Was ist aber nun das Besondere an der Rolle des Verwaltungsrichters im Vergleich zu anderen Richtern? In unseren Heimatländern ist die Teilung der staatlichen Gewalten im Grundsatz verwirklicht. In Deutschland muss man allerdings eher von gegenseitiger Kontrolle, Hemmung und Mäßigung der Gewalten sprechen.(11) Eine strikte Gewaltenteilung existiert nicht. Man kann das schon daran erkennen, dass die Berufsrichter von Organen der Legislative oder Exekutive ausgewählt werden, obgleich sie mit ihrer judikativen Tätigkeit der Dritten Gewalt zugeordnet sind. Ich will nicht so weit gehen und sagen, dass dadurch der Richtervorbehalt (Art. 92 GG) und das daraus abgeleitete Rechtsprechungsmonopol(12) verletzt werden. Auch der Grundsatz der organisatorischen Selbständigkeit der Gerichte(13) wird nicht angetastet. Ebenso wird nicht unmittelbar in die richterliche Unabhängigkeit eingegriffen.(14)
Da der Gewaltenteilungsgrundsatz in Deutschland nicht strikt verankert ist, verstoßen die Beteiligung parlamentarischer Wahlausschüsse und die Mitwirkung der Exekutive bei der Auswahl der Richter nicht gegen Verfassungsrecht. Entscheidend ist aber, dass die Mitglieder des Wahlausschusses in die Lage versetzt werden, das Prinzip der Bestenauslese tatsächlich zu verwirklichen, und dass sie das auch wirklich tun.
Was die Auswahl der Richter ohne Einschaltung eines parlamentarischen Richterwahlausschusses, sondern ausschließlich durch die Exekutive betrifft, so z.B. in Bayern, wird man allerdings kaum sagen können, die Ernennung oder Beförderung eines Richters sei ein Akt der Gerichtsverwaltung, also Bestandteil exekutiver Aufgabenerfüllung. Das mag für das reindienstrechtliche Ernennungs-Procedere gelten. Es gilt aber nicht für den materiell-rechtlichen Inhalt einer Auswahlentscheidung.
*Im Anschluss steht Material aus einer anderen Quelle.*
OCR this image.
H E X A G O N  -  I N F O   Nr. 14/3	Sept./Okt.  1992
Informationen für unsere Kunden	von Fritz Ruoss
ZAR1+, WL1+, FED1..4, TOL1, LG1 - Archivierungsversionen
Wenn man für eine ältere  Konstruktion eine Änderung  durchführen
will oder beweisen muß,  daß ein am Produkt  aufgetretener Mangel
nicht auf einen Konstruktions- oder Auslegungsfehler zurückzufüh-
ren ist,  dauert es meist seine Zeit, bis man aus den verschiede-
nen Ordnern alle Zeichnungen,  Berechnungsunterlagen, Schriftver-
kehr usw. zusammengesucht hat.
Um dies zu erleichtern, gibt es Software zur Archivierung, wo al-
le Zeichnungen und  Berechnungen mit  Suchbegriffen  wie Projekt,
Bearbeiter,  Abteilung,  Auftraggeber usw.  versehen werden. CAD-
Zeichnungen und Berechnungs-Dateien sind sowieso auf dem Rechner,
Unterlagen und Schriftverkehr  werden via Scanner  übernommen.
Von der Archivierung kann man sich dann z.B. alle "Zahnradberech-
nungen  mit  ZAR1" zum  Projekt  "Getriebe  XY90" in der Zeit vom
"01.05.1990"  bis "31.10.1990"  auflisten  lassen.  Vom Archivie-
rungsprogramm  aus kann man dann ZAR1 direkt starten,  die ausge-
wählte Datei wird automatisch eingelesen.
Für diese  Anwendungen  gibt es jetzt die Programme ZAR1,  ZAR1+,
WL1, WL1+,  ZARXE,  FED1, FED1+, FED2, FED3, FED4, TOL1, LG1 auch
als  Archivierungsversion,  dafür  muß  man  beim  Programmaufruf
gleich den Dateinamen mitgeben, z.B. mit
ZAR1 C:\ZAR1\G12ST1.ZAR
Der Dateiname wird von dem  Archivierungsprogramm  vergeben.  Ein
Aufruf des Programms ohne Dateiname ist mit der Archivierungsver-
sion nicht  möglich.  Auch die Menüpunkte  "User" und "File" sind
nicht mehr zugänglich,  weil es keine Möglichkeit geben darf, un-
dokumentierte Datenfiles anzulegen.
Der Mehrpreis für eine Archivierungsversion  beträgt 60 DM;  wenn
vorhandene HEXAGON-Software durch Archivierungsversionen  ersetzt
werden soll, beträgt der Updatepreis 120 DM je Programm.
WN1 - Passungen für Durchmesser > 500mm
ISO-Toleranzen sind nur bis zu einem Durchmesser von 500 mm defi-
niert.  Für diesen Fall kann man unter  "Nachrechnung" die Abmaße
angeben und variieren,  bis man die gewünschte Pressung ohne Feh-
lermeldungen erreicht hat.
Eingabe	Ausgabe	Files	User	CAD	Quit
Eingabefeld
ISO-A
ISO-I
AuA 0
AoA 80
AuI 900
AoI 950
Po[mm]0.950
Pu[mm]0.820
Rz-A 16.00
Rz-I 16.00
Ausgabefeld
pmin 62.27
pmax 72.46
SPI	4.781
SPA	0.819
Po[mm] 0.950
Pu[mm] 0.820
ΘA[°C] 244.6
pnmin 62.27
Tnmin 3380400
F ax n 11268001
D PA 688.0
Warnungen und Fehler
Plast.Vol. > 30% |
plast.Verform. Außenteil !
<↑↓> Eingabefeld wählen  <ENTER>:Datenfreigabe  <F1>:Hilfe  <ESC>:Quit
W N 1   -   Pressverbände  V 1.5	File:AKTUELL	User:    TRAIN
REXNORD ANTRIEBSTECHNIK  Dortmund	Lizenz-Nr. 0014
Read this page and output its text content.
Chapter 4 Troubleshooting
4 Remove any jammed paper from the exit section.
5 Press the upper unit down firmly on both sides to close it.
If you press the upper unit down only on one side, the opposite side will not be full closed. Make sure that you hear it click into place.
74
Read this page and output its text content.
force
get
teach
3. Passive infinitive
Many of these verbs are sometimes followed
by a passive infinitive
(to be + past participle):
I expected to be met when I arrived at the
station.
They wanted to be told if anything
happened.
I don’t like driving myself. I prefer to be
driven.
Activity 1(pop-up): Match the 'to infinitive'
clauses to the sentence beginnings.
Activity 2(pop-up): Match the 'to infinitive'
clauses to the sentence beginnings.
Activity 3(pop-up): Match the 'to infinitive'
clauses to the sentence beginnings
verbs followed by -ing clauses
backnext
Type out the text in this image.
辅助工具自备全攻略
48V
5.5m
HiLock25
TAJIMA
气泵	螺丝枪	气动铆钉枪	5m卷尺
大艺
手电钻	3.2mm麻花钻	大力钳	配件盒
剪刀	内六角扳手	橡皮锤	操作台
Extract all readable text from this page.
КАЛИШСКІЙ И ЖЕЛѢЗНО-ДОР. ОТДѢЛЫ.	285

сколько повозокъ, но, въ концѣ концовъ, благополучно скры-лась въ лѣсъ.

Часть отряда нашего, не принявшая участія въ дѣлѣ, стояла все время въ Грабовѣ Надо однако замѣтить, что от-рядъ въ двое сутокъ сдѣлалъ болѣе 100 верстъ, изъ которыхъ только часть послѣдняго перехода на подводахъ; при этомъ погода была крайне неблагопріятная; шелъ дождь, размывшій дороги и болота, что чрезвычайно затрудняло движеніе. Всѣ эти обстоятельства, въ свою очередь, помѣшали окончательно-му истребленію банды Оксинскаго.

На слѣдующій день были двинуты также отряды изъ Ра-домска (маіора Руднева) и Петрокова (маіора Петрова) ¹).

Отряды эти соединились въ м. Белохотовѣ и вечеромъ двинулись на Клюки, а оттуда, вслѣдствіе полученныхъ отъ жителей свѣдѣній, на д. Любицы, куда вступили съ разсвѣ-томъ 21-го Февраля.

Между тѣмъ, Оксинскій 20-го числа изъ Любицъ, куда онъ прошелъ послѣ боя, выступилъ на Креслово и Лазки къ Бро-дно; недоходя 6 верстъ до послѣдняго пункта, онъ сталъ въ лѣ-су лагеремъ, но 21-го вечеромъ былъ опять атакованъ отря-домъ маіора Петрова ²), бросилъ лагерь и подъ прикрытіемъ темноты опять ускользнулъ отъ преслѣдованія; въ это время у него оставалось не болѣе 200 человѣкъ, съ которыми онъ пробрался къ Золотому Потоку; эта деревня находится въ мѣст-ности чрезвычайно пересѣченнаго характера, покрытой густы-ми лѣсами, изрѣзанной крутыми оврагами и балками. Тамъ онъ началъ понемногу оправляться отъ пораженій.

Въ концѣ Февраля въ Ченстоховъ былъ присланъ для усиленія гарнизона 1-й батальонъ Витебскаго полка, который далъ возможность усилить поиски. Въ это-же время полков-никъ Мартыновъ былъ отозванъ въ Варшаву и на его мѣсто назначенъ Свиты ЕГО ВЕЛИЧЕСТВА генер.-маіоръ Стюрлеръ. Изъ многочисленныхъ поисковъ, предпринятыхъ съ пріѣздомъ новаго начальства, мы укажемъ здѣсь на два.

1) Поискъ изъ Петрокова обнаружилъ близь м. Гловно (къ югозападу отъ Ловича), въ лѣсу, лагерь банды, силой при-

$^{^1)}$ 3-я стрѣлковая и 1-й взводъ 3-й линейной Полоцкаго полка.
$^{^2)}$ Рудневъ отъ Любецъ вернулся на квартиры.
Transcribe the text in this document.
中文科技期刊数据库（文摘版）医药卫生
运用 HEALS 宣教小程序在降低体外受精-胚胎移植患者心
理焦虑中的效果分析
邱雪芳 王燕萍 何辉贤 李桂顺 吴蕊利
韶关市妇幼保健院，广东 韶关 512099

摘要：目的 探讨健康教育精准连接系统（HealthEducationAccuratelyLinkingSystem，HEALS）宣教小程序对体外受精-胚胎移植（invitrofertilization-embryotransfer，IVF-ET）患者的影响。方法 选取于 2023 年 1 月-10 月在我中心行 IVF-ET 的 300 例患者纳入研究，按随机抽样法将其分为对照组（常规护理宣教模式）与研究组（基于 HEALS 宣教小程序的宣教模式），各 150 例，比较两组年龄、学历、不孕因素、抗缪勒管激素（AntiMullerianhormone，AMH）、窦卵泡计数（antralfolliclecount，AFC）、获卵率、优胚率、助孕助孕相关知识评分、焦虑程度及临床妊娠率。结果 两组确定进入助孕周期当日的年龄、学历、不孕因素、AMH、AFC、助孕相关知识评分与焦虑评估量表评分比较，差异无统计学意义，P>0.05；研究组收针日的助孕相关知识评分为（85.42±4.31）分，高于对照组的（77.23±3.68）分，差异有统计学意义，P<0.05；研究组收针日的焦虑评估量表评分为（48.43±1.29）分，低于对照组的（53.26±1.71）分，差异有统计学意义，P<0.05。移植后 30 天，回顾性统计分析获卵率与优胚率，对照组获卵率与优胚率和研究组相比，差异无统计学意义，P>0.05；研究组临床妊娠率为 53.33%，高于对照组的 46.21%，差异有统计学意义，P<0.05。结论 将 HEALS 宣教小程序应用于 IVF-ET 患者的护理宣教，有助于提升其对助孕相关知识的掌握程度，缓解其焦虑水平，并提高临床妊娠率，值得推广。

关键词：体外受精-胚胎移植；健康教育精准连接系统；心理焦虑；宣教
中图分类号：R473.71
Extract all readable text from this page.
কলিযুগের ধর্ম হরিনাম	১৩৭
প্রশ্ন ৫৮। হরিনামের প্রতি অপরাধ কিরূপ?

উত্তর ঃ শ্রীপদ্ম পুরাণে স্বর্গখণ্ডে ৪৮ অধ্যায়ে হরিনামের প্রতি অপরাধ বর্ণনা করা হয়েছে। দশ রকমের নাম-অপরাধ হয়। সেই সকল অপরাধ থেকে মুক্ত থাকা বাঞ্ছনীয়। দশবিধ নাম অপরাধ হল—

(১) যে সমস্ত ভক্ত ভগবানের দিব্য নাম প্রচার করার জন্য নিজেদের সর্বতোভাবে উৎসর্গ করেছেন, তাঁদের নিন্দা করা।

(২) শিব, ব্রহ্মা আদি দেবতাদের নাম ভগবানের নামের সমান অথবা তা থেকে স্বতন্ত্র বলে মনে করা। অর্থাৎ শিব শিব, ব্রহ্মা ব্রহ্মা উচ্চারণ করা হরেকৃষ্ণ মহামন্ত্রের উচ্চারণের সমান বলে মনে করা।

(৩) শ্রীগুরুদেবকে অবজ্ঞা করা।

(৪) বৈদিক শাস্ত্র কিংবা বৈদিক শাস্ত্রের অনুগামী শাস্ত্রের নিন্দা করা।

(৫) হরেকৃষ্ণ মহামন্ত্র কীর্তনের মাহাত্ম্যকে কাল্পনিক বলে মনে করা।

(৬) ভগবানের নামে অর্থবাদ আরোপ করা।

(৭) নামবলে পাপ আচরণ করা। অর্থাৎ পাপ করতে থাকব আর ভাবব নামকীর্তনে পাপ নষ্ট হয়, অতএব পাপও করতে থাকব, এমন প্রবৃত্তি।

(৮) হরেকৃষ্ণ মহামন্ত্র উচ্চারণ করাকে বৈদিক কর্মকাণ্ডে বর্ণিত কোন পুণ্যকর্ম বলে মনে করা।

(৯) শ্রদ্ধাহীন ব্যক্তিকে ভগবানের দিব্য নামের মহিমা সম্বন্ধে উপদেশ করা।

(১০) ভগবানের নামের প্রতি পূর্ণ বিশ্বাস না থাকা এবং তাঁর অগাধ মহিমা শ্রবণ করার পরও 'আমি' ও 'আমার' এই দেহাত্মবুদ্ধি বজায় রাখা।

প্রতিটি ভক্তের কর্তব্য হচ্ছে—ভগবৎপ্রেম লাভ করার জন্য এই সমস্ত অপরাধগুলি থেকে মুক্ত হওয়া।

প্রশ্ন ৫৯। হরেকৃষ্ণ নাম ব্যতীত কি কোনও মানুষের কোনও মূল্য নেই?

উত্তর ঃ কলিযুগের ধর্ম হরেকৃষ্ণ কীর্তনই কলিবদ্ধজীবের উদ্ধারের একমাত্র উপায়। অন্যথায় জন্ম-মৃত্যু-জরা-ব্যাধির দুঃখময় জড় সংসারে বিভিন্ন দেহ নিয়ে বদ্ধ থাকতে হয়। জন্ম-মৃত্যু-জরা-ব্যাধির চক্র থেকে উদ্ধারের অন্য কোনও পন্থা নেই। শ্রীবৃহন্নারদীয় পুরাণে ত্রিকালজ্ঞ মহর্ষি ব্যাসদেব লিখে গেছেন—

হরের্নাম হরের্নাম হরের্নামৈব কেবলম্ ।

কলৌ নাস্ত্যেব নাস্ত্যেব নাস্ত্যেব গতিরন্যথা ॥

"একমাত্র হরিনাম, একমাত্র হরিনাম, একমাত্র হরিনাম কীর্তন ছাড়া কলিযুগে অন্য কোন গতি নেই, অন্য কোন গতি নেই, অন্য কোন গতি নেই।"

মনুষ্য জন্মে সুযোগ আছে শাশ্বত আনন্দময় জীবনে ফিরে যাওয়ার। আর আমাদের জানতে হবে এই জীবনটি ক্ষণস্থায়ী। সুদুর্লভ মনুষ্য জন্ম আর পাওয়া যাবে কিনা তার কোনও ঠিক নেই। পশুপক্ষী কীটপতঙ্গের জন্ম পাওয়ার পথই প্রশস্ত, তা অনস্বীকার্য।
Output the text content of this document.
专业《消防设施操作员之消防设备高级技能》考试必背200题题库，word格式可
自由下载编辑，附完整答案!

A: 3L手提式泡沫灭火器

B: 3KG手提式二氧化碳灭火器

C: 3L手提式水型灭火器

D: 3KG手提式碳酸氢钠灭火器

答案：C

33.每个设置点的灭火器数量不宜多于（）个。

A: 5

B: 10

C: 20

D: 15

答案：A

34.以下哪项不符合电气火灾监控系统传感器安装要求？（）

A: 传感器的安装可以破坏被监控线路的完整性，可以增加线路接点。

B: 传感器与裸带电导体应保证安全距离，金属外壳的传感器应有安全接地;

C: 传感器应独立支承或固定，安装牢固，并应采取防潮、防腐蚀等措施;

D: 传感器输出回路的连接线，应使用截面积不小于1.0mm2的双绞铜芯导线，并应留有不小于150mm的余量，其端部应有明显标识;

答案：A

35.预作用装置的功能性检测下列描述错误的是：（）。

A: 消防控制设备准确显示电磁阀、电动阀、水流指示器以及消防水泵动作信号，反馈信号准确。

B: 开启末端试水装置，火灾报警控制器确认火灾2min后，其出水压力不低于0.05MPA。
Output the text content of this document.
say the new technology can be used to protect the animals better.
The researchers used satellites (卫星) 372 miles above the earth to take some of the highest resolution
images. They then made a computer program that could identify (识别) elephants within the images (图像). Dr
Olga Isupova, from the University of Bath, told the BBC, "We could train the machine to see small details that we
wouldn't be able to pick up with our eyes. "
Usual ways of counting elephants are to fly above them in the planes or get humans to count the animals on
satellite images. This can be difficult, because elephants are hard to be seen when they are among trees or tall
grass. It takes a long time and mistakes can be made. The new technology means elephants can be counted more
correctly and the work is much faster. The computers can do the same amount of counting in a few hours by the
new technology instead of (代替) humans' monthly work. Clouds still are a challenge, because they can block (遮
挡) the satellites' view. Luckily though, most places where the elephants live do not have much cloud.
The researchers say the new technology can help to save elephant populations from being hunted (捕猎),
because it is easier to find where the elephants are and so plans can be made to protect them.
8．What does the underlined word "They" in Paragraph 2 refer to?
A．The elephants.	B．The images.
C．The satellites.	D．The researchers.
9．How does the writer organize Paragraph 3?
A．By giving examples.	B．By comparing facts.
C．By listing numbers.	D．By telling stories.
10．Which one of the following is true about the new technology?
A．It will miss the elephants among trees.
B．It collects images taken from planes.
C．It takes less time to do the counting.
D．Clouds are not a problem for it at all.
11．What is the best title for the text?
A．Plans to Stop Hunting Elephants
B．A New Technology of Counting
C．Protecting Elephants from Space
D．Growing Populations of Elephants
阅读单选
Denn hierbei geht es um die Durchsetzung des verfassungsrechtlichen Grundsatzes der Bestenauslese (Art. 33 Abs. 2 GG).
Bei der Ernennung und Beförderung von Richtern ausschließlich durch Organe der politischen Exekutive erfasst mich allerdings trotz verfassungsrechtlicher Unbedenklichkeit schon immer ein Gefühl des Unbehagens. Das gilt besonders für die Ernennung und Beförderung von Verwaltungsrichtern. Denn zu ihrem „Kundenkreis“ gehört in großem Umfang die öffentliche Hand. Verwaltungsrichter müssen gegebenenfalls die Kuh schlachten, von deren Milch sie leben. Das ist wie ein Kampf mit Skylla oder Charybdis. Darin liegt der erste Teil der Besonderheit der Tätigkeit des Veraltungsrichters.
Der zweie Teil der Besonderheit liegt in der demokratischen Legitimationskette, in die der öffentlich- rechtliche “Kundenkreis“ des Verwaltungsrichters eingebunden ist. Seine Institutionen unterstehen unmittelbar oder mittelbar der politischen Entscheidungsebene. Die wiederum hat sich ihrerseits gegenüber dem Volkssouverän zu verantworten. In dieser Verantwortungskette liegt der wunde Punkt: Die Meinungsbildung auf der politischen Entscheidungsebene unterliegt nämlich völlig anderen Kautelen als die Entscheidungen eines gerichtlichen Spruchkörpers. Ich will damit nicht sagen, dass politische Entscheidungen nicht sachbezogen wären. Was mich aber beunruhigt, ist, dass sie häufig zusätzlich rein politischen Zwängen unterliegen, die in der Sache nicht gerechtfertigt sind, etwa aufgrund eines Kompromisses im Koalitionsvertrag oder aufgrund eines landesweit als wichtig eingestuften Ereignisses.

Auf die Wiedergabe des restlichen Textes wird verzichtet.